No deprecated Hydra knobs:
- ppo_megatron_trainer.yaml → use actor_rollout_ref.actor.model_engine=megatron.
- actor_rollout_ref.rollout.mode=async → removed; async rollout is no longer selected this way in example scripts.
- actor_rollout_ref.hybrid_engine=True → removed; the trainer now enforces the supported hybrid-engine path internally.
- ppo_micro_batch_size / log_prob_micro_batch_size → use the _per_gpu suffix.
- data.val_batch_size → removed.
- Top-level reward_model.* → use reward_model.reward_model.* / reward.reward_model.* as applicable.
- actor.ulysses_sequence_parallel_size → use actor_rollout_ref.actor.fsdp_config.ulysses_sequence_parallel_size.

Directory layout

Algorithm trainers

Each directory holds a canonical recipe for one training algorithm. Adding a new algorithm? If it needs its own trainer entry point or reward code, put it under recipe/ instead.
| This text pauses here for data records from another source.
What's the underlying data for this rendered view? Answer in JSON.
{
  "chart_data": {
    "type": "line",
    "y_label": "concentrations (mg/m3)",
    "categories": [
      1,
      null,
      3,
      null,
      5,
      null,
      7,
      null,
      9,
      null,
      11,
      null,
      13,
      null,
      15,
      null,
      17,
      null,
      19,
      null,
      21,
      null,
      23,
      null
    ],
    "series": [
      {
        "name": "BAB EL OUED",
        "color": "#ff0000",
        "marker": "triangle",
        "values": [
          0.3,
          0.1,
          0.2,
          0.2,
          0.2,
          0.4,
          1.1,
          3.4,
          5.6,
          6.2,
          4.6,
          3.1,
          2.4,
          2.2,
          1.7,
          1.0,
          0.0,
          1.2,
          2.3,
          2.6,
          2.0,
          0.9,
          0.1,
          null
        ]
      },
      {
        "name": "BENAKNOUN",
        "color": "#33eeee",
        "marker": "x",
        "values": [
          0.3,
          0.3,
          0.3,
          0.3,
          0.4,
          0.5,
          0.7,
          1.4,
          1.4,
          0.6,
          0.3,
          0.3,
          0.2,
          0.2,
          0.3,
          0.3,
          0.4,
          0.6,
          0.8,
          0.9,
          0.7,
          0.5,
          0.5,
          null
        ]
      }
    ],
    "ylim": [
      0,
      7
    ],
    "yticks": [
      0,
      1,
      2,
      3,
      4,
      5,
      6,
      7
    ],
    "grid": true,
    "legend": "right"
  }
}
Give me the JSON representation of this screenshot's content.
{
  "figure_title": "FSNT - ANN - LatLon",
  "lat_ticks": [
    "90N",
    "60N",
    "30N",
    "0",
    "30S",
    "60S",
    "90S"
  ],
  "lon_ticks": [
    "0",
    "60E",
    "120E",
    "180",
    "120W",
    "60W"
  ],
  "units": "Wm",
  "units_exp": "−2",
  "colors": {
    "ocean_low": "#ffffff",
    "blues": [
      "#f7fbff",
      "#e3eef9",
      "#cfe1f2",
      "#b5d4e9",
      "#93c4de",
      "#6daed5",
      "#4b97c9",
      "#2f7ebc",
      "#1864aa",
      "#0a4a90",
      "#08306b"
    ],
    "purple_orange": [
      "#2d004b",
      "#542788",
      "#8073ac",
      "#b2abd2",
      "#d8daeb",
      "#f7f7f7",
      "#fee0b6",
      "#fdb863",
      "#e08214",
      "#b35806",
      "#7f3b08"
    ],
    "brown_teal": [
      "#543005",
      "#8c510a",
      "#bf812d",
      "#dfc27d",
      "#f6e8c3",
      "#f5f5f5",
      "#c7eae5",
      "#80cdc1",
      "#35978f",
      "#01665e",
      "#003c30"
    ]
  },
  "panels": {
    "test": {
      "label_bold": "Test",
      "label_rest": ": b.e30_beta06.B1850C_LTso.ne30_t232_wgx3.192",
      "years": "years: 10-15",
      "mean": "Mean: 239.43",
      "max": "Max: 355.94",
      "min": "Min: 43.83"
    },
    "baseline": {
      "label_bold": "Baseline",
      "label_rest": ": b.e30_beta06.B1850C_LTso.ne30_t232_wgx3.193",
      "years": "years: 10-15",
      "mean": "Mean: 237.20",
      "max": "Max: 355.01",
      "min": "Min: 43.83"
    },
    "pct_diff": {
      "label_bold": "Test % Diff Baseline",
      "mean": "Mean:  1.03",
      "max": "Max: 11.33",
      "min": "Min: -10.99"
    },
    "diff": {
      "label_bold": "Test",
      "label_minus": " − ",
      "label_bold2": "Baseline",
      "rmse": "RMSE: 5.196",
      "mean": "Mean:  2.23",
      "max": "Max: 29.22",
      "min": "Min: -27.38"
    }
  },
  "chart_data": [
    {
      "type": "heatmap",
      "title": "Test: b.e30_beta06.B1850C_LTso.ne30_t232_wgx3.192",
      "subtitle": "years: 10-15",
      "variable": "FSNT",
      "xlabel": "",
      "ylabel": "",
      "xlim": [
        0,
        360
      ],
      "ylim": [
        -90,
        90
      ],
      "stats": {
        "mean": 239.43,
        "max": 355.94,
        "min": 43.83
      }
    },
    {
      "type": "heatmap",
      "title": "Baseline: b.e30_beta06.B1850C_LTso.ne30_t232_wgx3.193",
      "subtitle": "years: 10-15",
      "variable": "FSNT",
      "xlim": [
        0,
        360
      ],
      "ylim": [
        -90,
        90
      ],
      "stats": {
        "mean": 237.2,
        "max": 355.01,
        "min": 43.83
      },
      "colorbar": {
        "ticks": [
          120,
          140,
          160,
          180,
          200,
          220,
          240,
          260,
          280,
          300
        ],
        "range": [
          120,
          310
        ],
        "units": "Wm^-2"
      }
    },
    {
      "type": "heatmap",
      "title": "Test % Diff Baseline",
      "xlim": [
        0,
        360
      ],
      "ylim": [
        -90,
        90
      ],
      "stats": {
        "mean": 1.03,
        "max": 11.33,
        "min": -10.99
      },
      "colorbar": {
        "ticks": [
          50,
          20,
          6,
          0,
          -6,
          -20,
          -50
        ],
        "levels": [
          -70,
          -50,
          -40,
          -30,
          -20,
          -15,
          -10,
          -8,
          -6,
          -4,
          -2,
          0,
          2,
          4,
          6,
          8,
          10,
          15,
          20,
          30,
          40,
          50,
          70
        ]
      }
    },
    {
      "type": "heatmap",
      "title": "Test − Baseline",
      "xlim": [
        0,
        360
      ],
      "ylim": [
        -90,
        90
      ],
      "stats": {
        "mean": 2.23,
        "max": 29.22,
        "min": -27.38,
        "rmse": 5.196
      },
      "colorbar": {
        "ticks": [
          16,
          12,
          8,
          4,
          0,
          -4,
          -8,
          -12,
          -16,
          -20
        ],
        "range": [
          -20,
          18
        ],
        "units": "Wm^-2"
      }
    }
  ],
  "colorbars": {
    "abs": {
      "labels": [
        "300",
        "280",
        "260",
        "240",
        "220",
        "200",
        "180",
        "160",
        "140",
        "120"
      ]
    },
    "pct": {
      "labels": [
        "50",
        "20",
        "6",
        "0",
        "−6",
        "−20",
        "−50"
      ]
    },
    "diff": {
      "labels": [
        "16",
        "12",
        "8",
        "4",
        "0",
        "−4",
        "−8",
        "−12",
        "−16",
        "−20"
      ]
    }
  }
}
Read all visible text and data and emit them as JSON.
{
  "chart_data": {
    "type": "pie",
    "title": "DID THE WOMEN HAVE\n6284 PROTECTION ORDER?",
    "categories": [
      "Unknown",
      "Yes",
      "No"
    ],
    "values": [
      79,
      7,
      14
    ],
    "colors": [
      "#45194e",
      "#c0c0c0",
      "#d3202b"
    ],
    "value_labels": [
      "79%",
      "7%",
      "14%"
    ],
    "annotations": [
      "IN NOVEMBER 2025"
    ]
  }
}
Dir	Algorithm	`algorithm.adv_estimator` / `policy_loss.loss_mode`
`ppo_trainer/`	PPO (actor + critic)	`adv_estimator=gae`
`grpo_trainer/`	GRPO	`adv_estimator=grpo`
`rloo_trainer/`	RLOO	`adv_estimator=rloo`
`remax_trainer/`	ReMax	`adv_estimator=remax`
`reinforce_plus_plus_trainer/`	REINFORCE++ / baseline	`adv_estimator=reinforce_plus_plus[_baseline]`
`cispo_trainer/`	CISPO	`loss_mode=cispo`
`dppo_trainer/`	DPPO (TV / KL variants)	`loss_mode=dppo_tv \| dppo_kl`
`gdpo_trainer/`	GDPO	`adv_estimator=gdpo`
`gmpo_trainer/`	GMPO	`loss_mode=geo_mean`
`gpg_trainer/`	GPG	`adv_estimator=gpg`, `loss_mode=gpg`
`gspo_trainer/`	GSPO	`loss_mode=gspo`
`sapo_trainer/`	SAPO	`loss_mode=sapo`
`otb_trainer/`	OTB	`adv_estimator=optimal_token_baseline`
`mtp_trainer/`	DAPO + MTP (MiMo-7B)	`adv_estimator=grpo`, MTP flags
`on_policy_distillation_trainer/`	on-policy distillation	GRPO + distillation loss
`flowgrpo_trainer/`	Flow-GRPO (diffusion)	image-gen specific

Feature / infra

Dir	Purpose
`tuning/`	LoRA (`tuning/lora/`) and scaling demos (`tuning/scaling/`).
`profile/`	NPU profiler / torch-memory profiler runs.
`sft/`	Supervised fine-tuning examples.
`generation/`	Rollout-only inference launches.
`vllm_omni/`	vLLM omni backend examples.
`data_preprocess/`	Scripts that produce the `$HOME/data/<dataset>/*.parquet` layout the run scripts expect.
`prefix_grouper/`	Prefix-grouped rollout examples.
`rollout_correction/`	Rollout correction examples.
`router_replay/`	Router replay examples.
`tutorial/`	Tutorials and cluster launchers (`ray/`, `slurm/`, `skypilot/`, `agent_loop_get_started/`).

Where are the algorithm research variants?

recipe/ — e.g. recipe/dapo, recipe/prime, recipe/retool, recipe/r1, recipe/spin, recipe/gvpo, recipe/flowrl, ... They ship their own trainer entry points and reward code.